Reference no: EM132890223
Problem 1. T-bill Yield. The Treasury is selling 91-day T-bills with a face value of $10,000 for $9,900. If the investor holds them until maturity, calculate the yield.
Problem 2. T-bill Yield. You paid $98,000 for a $100,000 T-bill maturing in 120 days. If you hold it until maturity, what is the T-bill yield? What is the T-bill discount?
Problem 3. Return on NCDs. Phil purchased an NCD a year ago in the secondary market for $980,000. The NCD matures today at a price of $1,000,000, and Phil received $45,000 in interest. What is Phil's return on the NCD?
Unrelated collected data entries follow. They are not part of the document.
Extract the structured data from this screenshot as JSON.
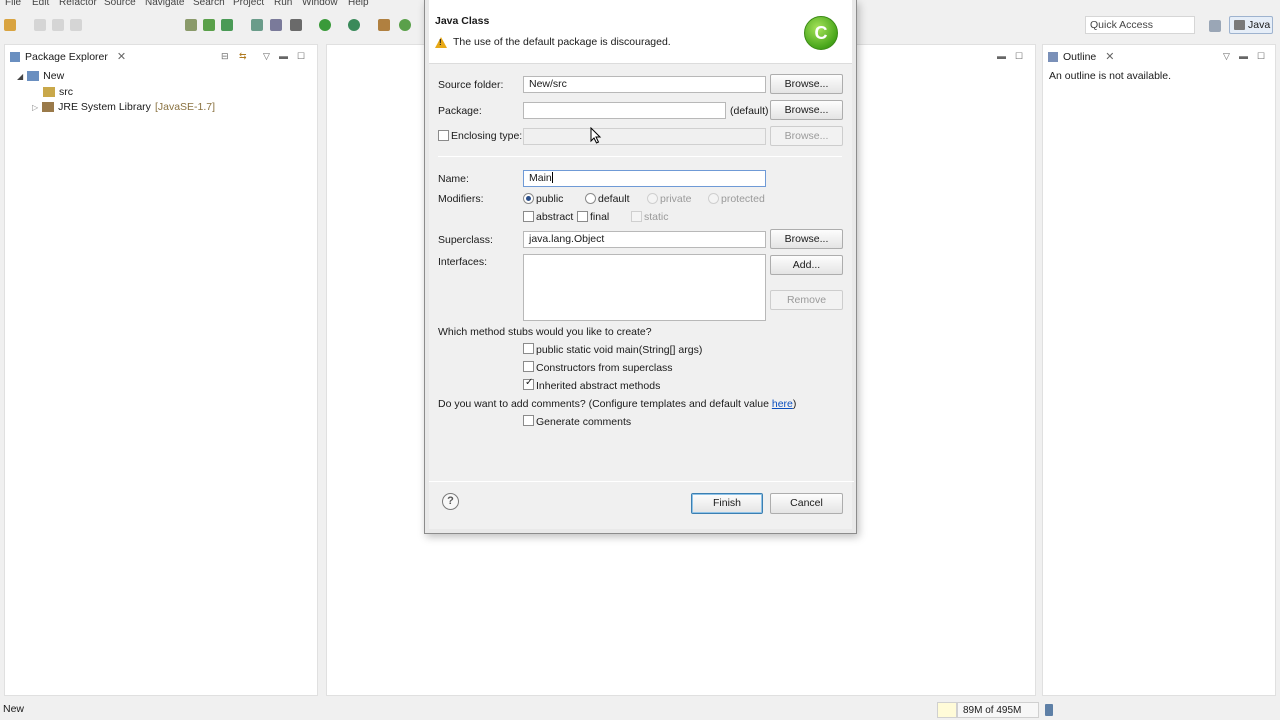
{
  "menu": [
    "File",
    "Edit",
    "Refactor",
    "Source",
    "Navigate",
    "Search",
    "Project",
    "Run",
    "Window",
    "Help"
  ],
  "toolbar": {
    "quick_access_placeholder": "Quick Access",
    "perspective_label": "Java"
  },
  "package_explorer": {
    "title": "Package Explorer",
    "tree": {
      "project": "New",
      "src": "src",
      "library": "JRE System Library",
      "library_suffix": "[JavaSE-1.7]"
    }
  },
  "outline": {
    "title": "Outline",
    "message": "An outline is not available."
  },
  "dialog": {
    "title": "Java Class",
    "message": "The use of the default package is discouraged.",
    "source_folder_label": "Source folder:",
    "source_folder_value": "New/src",
    "package_label": "Package:",
    "package_value": "",
    "package_default": "(default)",
    "enclosing_label": "Enclosing type:",
    "browse_label": "Browse...",
    "name_label": "Name:",
    "name_value": "Main",
    "modifiers_label": "Modifiers:",
    "modifiers": {
      "public": "public",
      "default": "default",
      "private": "private",
      "protected": "protected",
      "abstract": "abstract",
      "final": "final",
      "static": "static"
    },
    "superclass_label": "Superclass:",
    "superclass_value": "java.lang.Object",
    "interfaces_label": "Interfaces:",
    "add_label": "Add...",
    "remove_label": "Remove",
    "stubs_question": "Which method stubs would you like to create?",
    "stubs": {
      "main": "public static void main(String[] args)",
      "constructors": "Constructors from superclass",
      "inherited": "Inherited abstract methods"
    },
    "comments_question": "Do you want to add comments? (Configure templates and default value ",
    "comments_link": "here",
    "comments_close": ")",
    "generate_comments": "Generate comments",
    "finish_label": "Finish",
    "cancel_label": "Cancel"
  },
  "status": {
    "left_text": "New",
    "memory": "89M of 495M"
  }
}
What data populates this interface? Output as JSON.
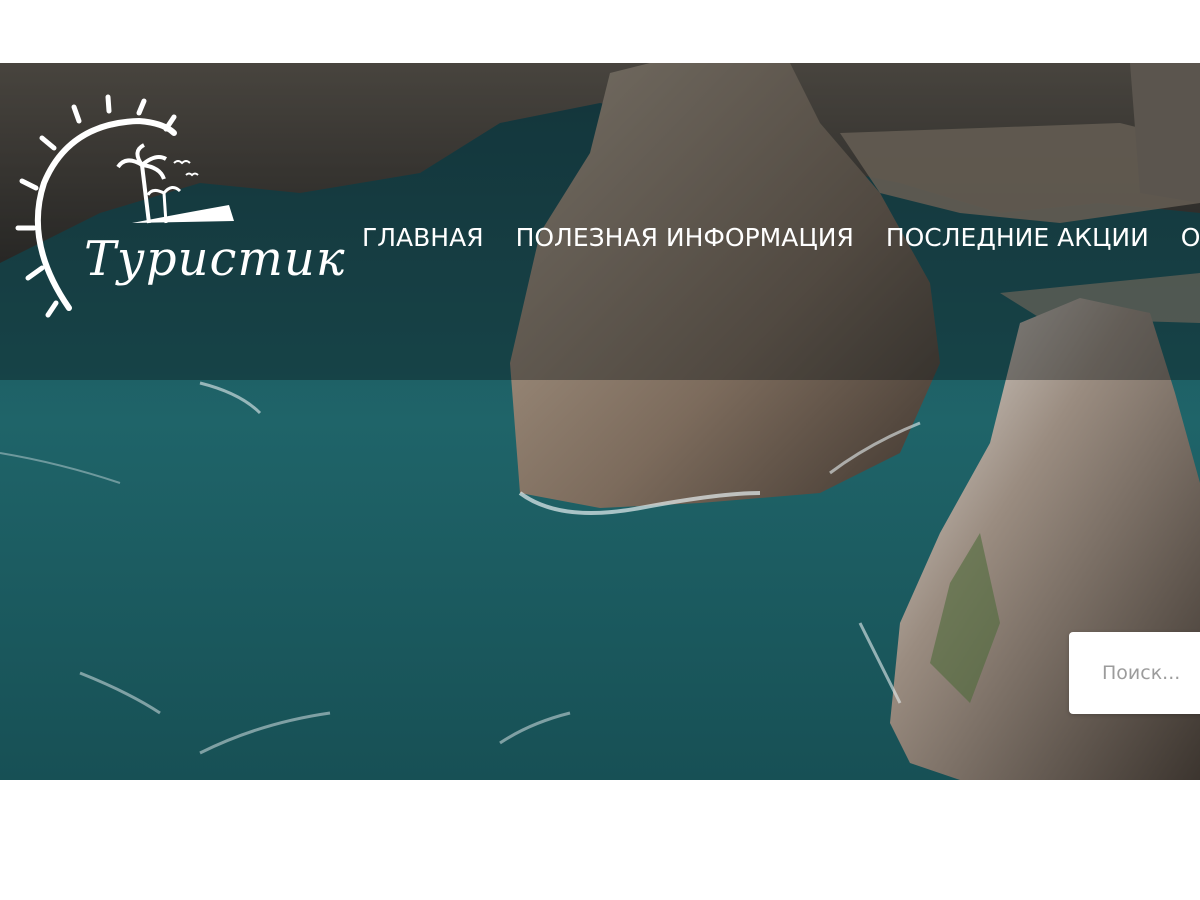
{
  "brand": {
    "logo_text": "Туристик"
  },
  "nav": {
    "items": [
      {
        "label": "ГЛАВНАЯ"
      },
      {
        "label": "ПОЛЕЗНАЯ ИНФОРМАЦИЯ"
      },
      {
        "label": "ПОСЛЕДНИЕ АКЦИИ"
      },
      {
        "label": "О С"
      }
    ]
  },
  "search": {
    "placeholder": "Поиск..."
  },
  "colors": {
    "sea": "#1d5a5e",
    "rock": "#8a7a6a",
    "header_overlay": "#0a1216",
    "text": "#ffffff"
  },
  "icons": {
    "logo": "sun-palm-logo-icon"
  }
}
4. Repurchase Agreement. Stanford Corporation arranged a repurchase agreement in which it purchased securities for
$4,900,000 and will sell the securities back for $5,000,000 in 40 days. What is the yield (or repo rate) to Stanford Corporation?
Problem 5. Commercial Paper Yield. Assume an investor purchased six-month commercial paper with a face value of $1,000,000 for $940,000. What is the yield?
Problem 6. T-bill Discount. Newly issued three-month T-bills with a par value of $10,000 sold for $9,700. Compute the T-bill discount.
Problem 7. Required Rate of Return. A money market security that has a par value of $10,000 sells for $8,816.60. Given that the security has a maturity of two years, what is the investor's required rate of return?
Problem 8. T-bill Yield. Assume an investor purchased a six-month T-bill with a $10,000 par value for $9,000 and sold it ninety days later for $9,100. What is the yield?